There are many familiar faces for the UNC Tar Heels hoping to exact some revenge Monday night after losing last year’s national championship on a buzzer-beating three pointer.

That team lost its two best players in seniors Marcus Paige and Brice Johnson. But many of the same faces from last year’s squad are hoping to complete this journey with a national title.

UNC, the top seed in the NCAA Tournament’s South Region, will take on fellow number-one seed Gonzaga in Monday night’s championship matchup. A Gonzaga team that Tar Heel head coach Roy Williams evaluated as the best team in college basketball this season.

“I just have a great deal of both respect and fear,” Williams said at a press conference on Sunday. “Because I think they’re really good.”

Gonzaga – the poster child for high-level mid-major basketball over the last two decades – will be playing in its first national championship game Monday night. Gonzaga coach Mark Few, who calls Williams a mentor and a close friend, is leading a Bulldogs team that has lost just one time throughout the season and spent a good portion of the year atop the college basketball rankings.

“We’ve been a national entity for quite some time,” Few said on Sunday. “The product, the brand, the players, the team that we’re putting out there on the floor, we feel can compete with anybody in the country on any given night.”

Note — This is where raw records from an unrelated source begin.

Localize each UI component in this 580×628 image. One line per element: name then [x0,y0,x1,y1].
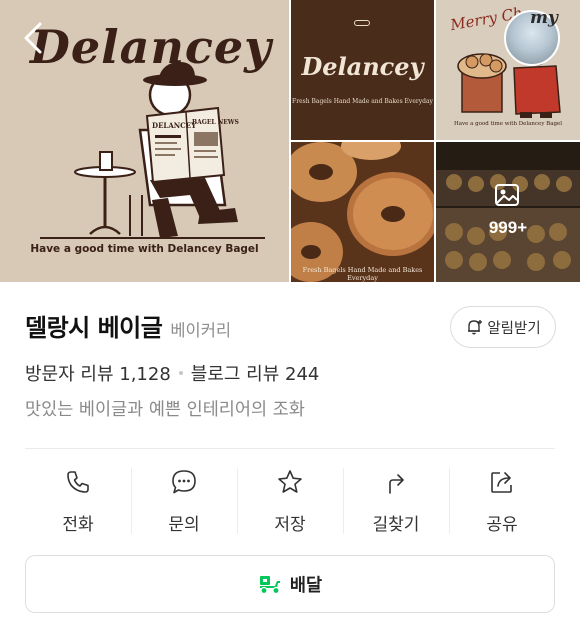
delivery-button[interactable]: 배달 [25,555,555,613]
chevron-left-icon [24,22,42,54]
inquiry-button[interactable]: 문의 [131,462,237,538]
main-photo-tagline: Have a good time with Delancey Bagel [30,243,259,255]
place-description: 맛있는 베이글과 예쁜 인테리어의 조화 [25,400,305,420]
svg-text:DELANCEY: DELANCEY [152,121,197,130]
bell-plus-icon [468,320,483,335]
save-label: 저장 [274,515,306,535]
directions-label: 길찾기 [372,515,420,535]
alarm-label: 알림받기 [487,320,541,337]
share-label: 공유 [486,515,518,535]
delivery-label: 배달 [289,575,323,596]
main-photo-logo-text: Delancey [30,20,272,74]
inquiry-label: 문의 [168,515,200,535]
photo-gallery: DELANCEY BAGEL NEWS Delancey Have a good… [0,0,580,282]
place-name: 델랑시 베이글 [25,314,163,342]
divider [25,448,555,449]
action-bar: 전화 문의 저장 길찾기 공유 [25,462,555,538]
place-title-row: 델랑시 베이글 베이커리 [25,308,231,342]
place-category: 베이커리 [170,321,232,340]
svg-text:BAGEL NEWS: BAGEL NEWS [192,119,239,126]
bagel-badge-icon [354,20,370,26]
delivery-scooter-icon [259,576,280,595]
more-photos-count: 999+ [488,218,528,237]
directions-button[interactable]: 길찾기 [343,462,449,538]
blog-review-link[interactable]: 블로그 리뷰 244 [191,360,320,386]
my-badge-text: my [530,8,558,28]
back-button[interactable] [18,18,50,58]
more-photos-overlay[interactable] [436,142,580,282]
directions-icon [389,474,404,494]
gallery-photo-christmas[interactable]: Merry Ch Have a good time with Delancey … [436,0,580,140]
share-icon [491,472,512,493]
tile-tagline: Have a good time with Delancey Bagel [453,121,563,127]
tile-logo-text: Delancey [301,52,424,81]
phone-icon [67,471,89,493]
call-label: 전화 [62,515,94,535]
gallery-photo-bagels[interactable]: Fresh Bagels Hand Made and Bakes Everyda… [291,142,434,282]
image-icon [495,184,519,206]
review-summary: 방문자 리뷰 1,128 블로그 리뷰 244 [25,360,319,386]
chat-icon [172,470,196,494]
tile-tagline: Fresh Bagels Hand Made and Bakes Everyda… [302,266,423,282]
call-button[interactable]: 전화 [25,462,131,538]
gallery-photo-logo-card[interactable]: Delancey Fresh Bagels Hand Made and Bake… [291,0,434,140]
star-icon [278,470,302,493]
save-button[interactable]: 저장 [237,462,343,538]
tile-tagline: Fresh Bagels Hand Made and Bakes Everyda… [292,98,433,105]
visitor-review-link[interactable]: 방문자 리뷰 1,128 [25,360,171,386]
bagels-photo [291,142,434,282]
separator-dot [178,371,183,375]
share-button[interactable]: 공유 [449,462,555,538]
alarm-button[interactable]: 알림받기 [450,306,556,348]
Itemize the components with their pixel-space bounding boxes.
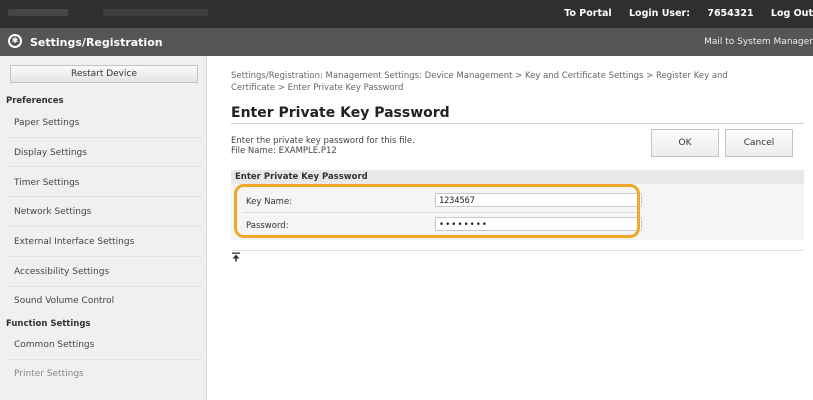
top-links: To Portal Login User: 7654321 Log Out <box>564 8 813 19</box>
sidebar-divider <box>6 196 202 197</box>
settings-app-icon: ✱ <box>8 34 22 48</box>
sidebar-item-printer-settings[interactable]: Printer Settings <box>14 369 84 379</box>
sidebar-divider <box>6 226 202 227</box>
sidebar-item-paper-settings[interactable]: Paper Settings <box>14 118 79 128</box>
sidebar-divider <box>6 286 202 287</box>
title-divider <box>231 123 804 124</box>
description-text: Enter the private key password for this … <box>231 136 415 146</box>
section-divider <box>231 250 804 251</box>
top-bar: To Portal Login User: 7654321 Log Out <box>0 0 813 28</box>
app-title: Settings/Registration <box>30 36 163 49</box>
blurred-top-breadcrumb <box>8 9 208 16</box>
sidebar-item-display-settings[interactable]: Display Settings <box>14 148 87 158</box>
title-bar: ✱ Settings/Registration Mail to System M… <box>0 28 813 56</box>
sidebar: Restart Device Preferences Paper Setting… <box>0 56 207 400</box>
form-section-heading: Enter Private Key Password <box>231 170 804 184</box>
sidebar-item-sound-volume-control[interactable]: Sound Volume Control <box>14 296 114 306</box>
restart-device-button[interactable]: Restart Device <box>10 65 198 83</box>
breadcrumb-line: Certificate > Enter Private Key Password <box>231 83 404 93</box>
back-to-top-icon[interactable] <box>231 252 241 262</box>
breadcrumb: Settings/Registration: Management Settin… <box>231 70 791 94</box>
sidebar-divider <box>6 137 202 138</box>
sidebar-divider <box>6 166 202 167</box>
sidebar-item-common-settings[interactable]: Common Settings <box>14 340 94 350</box>
to-portal-link[interactable]: To Portal <box>564 8 611 19</box>
highlight-callout <box>234 184 640 238</box>
page-title: Enter Private Key Password <box>231 105 450 121</box>
sidebar-divider <box>6 256 202 257</box>
sidebar-item-external-interface-settings[interactable]: External Interface Settings <box>14 237 134 247</box>
preferences-heading: Preferences <box>6 96 64 106</box>
file-name-text: File Name: EXAMPLE.P12 <box>231 146 337 156</box>
breadcrumb-line: Settings/Registration: Management Settin… <box>231 71 728 81</box>
sidebar-item-accessibility-settings[interactable]: Accessibility Settings <box>14 267 109 277</box>
ok-button[interactable]: OK <box>651 129 719 157</box>
mail-system-manager-link[interactable]: Mail to System Manager <box>704 37 813 47</box>
page-description: Enter the private key password for this … <box>231 136 415 156</box>
sidebar-item-network-settings[interactable]: Network Settings <box>14 207 91 217</box>
function-settings-heading: Function Settings <box>6 319 91 329</box>
login-user-value: 7654321 <box>707 8 754 19</box>
logout-link[interactable]: Log Out <box>771 8 813 19</box>
cancel-button[interactable]: Cancel <box>725 129 793 157</box>
main-content: Settings/Registration: Management Settin… <box>220 56 813 400</box>
sidebar-item-timer-settings[interactable]: Timer Settings <box>14 178 80 188</box>
login-user-label: Login User: <box>629 8 691 19</box>
sidebar-divider <box>6 359 202 360</box>
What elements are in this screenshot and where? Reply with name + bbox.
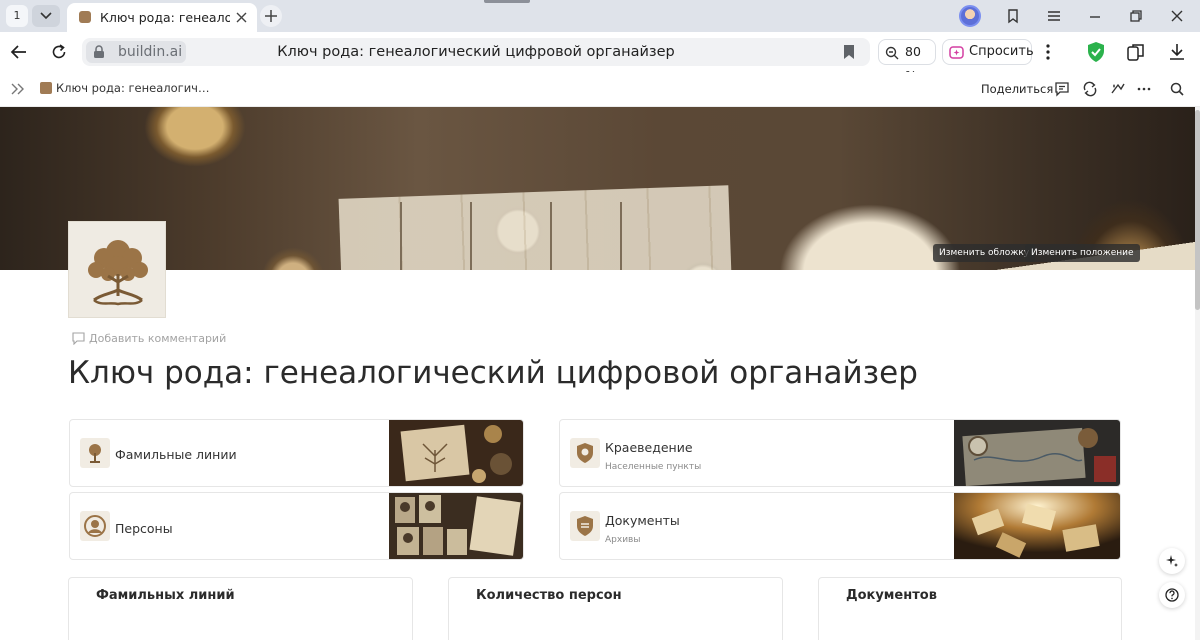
card-subtitle: Населенные пункты: [605, 462, 702, 472]
tab-list-dropdown[interactable]: [32, 5, 60, 27]
more-horizontal-icon[interactable]: [1136, 81, 1152, 97]
menu-icon[interactable]: [1045, 7, 1063, 25]
card-title: Фамильные линии: [115, 447, 237, 462]
card-title: Персоны: [115, 521, 173, 536]
collections-icon[interactable]: [1126, 42, 1146, 62]
sync-icon[interactable]: [1082, 81, 1098, 97]
site-domain: buildin.ai: [118, 44, 183, 60]
ai-assistant-icon[interactable]: [1110, 81, 1126, 97]
lock-icon: [94, 45, 104, 58]
bookmarks-panel-icon[interactable]: [1004, 7, 1022, 25]
breadcrumb[interactable]: Ключ рода: генеалогич…: [56, 81, 209, 95]
cover-tree-sketch: [620, 202, 622, 270]
new-tab-button[interactable]: [260, 5, 282, 27]
cover-tree-sketch: [470, 202, 472, 270]
card-title: Документы: [605, 513, 680, 528]
card-cover-documents-image: [954, 493, 1120, 559]
card-family-lines[interactable]: Фамильные линии: [69, 419, 524, 487]
window-drag-handle[interactable]: [484, 0, 530, 3]
zoom-level-button[interactable]: 80 %: [878, 39, 936, 83]
card-documents[interactable]: Документы Архивы: [559, 492, 1121, 560]
restore-window-icon[interactable]: [1127, 7, 1145, 25]
cover-tree-sketch: [550, 202, 552, 270]
card-cover-map-image: [954, 420, 1120, 486]
help-icon: [1165, 588, 1179, 602]
portrait-emblem-icon: [80, 511, 110, 541]
back-arrow-icon[interactable]: [10, 43, 28, 61]
plus-icon: [265, 10, 277, 22]
cover-tree-sketch: [400, 202, 402, 270]
profile-avatar[interactable]: [959, 5, 981, 27]
more-vertical-icon[interactable]: [1040, 43, 1056, 61]
family-tree-icon: [88, 240, 148, 306]
share-button[interactable]: Поделиться: [981, 82, 1053, 96]
ai-sparkle-icon: [949, 46, 964, 59]
change-cover-button[interactable]: Изменить обложку: [933, 244, 1036, 262]
stat-card-family-lines[interactable]: Фамильных линий: [68, 577, 413, 640]
ai-sparkle-button[interactable]: [1159, 548, 1185, 574]
add-comment-label: Добавить комментарий: [89, 332, 227, 345]
page-title[interactable]: Ключ рода: генеалогический цифровой орга…: [68, 355, 918, 391]
search-icon[interactable]: [1169, 81, 1185, 97]
reload-icon[interactable]: [50, 43, 68, 61]
card-persons[interactable]: Персоны: [69, 492, 524, 560]
browser-toolbar: buildin.ai Ключ рода: генеалогический ци…: [0, 32, 1200, 83]
card-cover-portraits-image: [389, 493, 523, 559]
workspace-header: Ключ рода: генеалогич… Поделиться: [0, 72, 1200, 107]
stat-card-persons-count[interactable]: Количество персон: [448, 577, 783, 640]
bookmark-icon[interactable]: [842, 44, 856, 60]
crest-emblem-icon: [570, 438, 600, 468]
card-title: Краеведение: [605, 440, 693, 455]
tree-page-icon: [40, 82, 52, 94]
active-tab[interactable]: Ключ рода: генеалогический цифровой орга…: [67, 3, 257, 32]
download-icon[interactable]: [1167, 42, 1187, 62]
zoom-out-icon: [885, 46, 899, 60]
card-cover-family-tree-image: [389, 420, 523, 486]
comment-icon[interactable]: [1054, 81, 1070, 97]
page-scrollbar-thumb[interactable]: [1195, 110, 1200, 310]
tab-title: Ключ рода: генеалогический цифровой орга…: [100, 10, 230, 25]
cover-paper-decoration: [338, 185, 732, 270]
ask-ai-button[interactable]: Спросить: [942, 39, 1034, 65]
browser-tab-strip: 1 Ключ рода: генеалогический цифровой ор…: [0, 0, 1200, 32]
card-local-history[interactable]: Краеведение Населенные пункты: [559, 419, 1121, 487]
stat-title: Фамильных линий: [96, 588, 235, 603]
minimize-icon[interactable]: [1086, 7, 1104, 25]
page-icon-tree-logo[interactable]: [68, 221, 166, 318]
ask-ai-label: Спросить: [969, 44, 1034, 59]
close-icon[interactable]: [235, 11, 248, 24]
protect-shield-icon[interactable]: [1085, 41, 1107, 63]
site-info-chip[interactable]: buildin.ai: [86, 41, 186, 63]
tab-counter-button[interactable]: 1: [6, 5, 28, 27]
crest-emblem-icon: [570, 511, 600, 541]
stat-title: Документов: [846, 588, 937, 603]
help-button[interactable]: [1159, 582, 1185, 608]
expand-sidebar-icon[interactable]: [10, 82, 26, 96]
sparkle-icon: [1166, 555, 1178, 567]
stat-title: Количество персон: [476, 588, 622, 603]
change-position-button[interactable]: Изменить положение: [1025, 244, 1140, 262]
tree-favicon-icon: [79, 11, 91, 23]
card-subtitle: Архивы: [605, 535, 641, 545]
stat-card-documents[interactable]: Документов: [818, 577, 1122, 640]
close-window-icon[interactable]: [1168, 7, 1186, 25]
comment-icon: [72, 332, 85, 345]
chevron-down-icon: [40, 12, 52, 20]
tree-emblem-icon: [80, 438, 110, 468]
omnibox-page-title: Ключ рода: генеалогический цифровой орга…: [277, 44, 675, 60]
address-bar[interactable]: buildin.ai Ключ рода: генеалогический ци…: [82, 38, 870, 66]
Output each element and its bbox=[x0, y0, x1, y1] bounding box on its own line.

One of the reasons for Gonzaga’s success has been its post players, where Few – like Williams – traditionally plays two big men in the paint, even as more schools are spreading the floor with smaller players.

“I think both these teams are probably facing for the first time depth that mirrors each other inside but also a willingness to just keep going and going in there,” Few said, “whether it’s off the pass or even off offensive rebounds to generate a lot of offense inside-out.”

Carolina enters the game after a one-point victory over Oregon in Saturday night’s national semifinal. Senior center Kennedy Meeks played what some have called the best game of his career against the Ducks, guiding UNC to a victory behind his 25 points and 14 rebounds.

But Williams said facing Gonzaga’s two seven-footers will be the toughest matchup the Tar Heel big men have faced all season.

“They have more size than anybody we’ve played all year long,” Williams said, adding that Florida State was “big, long” but didn’t have the depth of traditional post players Gonzaga boasts.

“Our big guys are going to be challenged a lot different way than they have been before.”

Williams added that when he looks at Gonzaga as a whole, he sees a lot of similarities to UNC.

“They believe in running. They believe in getting the ball inside. They change their defenses a little but not much; they’re mostly a man-to-man team.”

With Gonzaga’s ability to counter what has been a nearly season-long advantage for UNC in the post, the game may come down to the two ankles belonging to Joel Berry. The junior point guard has been battling sprains in both ankles over the course of the tournament. Berry said on Sunday that he had no stiffness and was feeling better but only time will tell how effective he can be.

The national championship game between the perennial mid-major power and one of college basketball’s blue-blood programs is set to tip off from University of Phoenix Stadium in Arizona at 9:20 Monday night.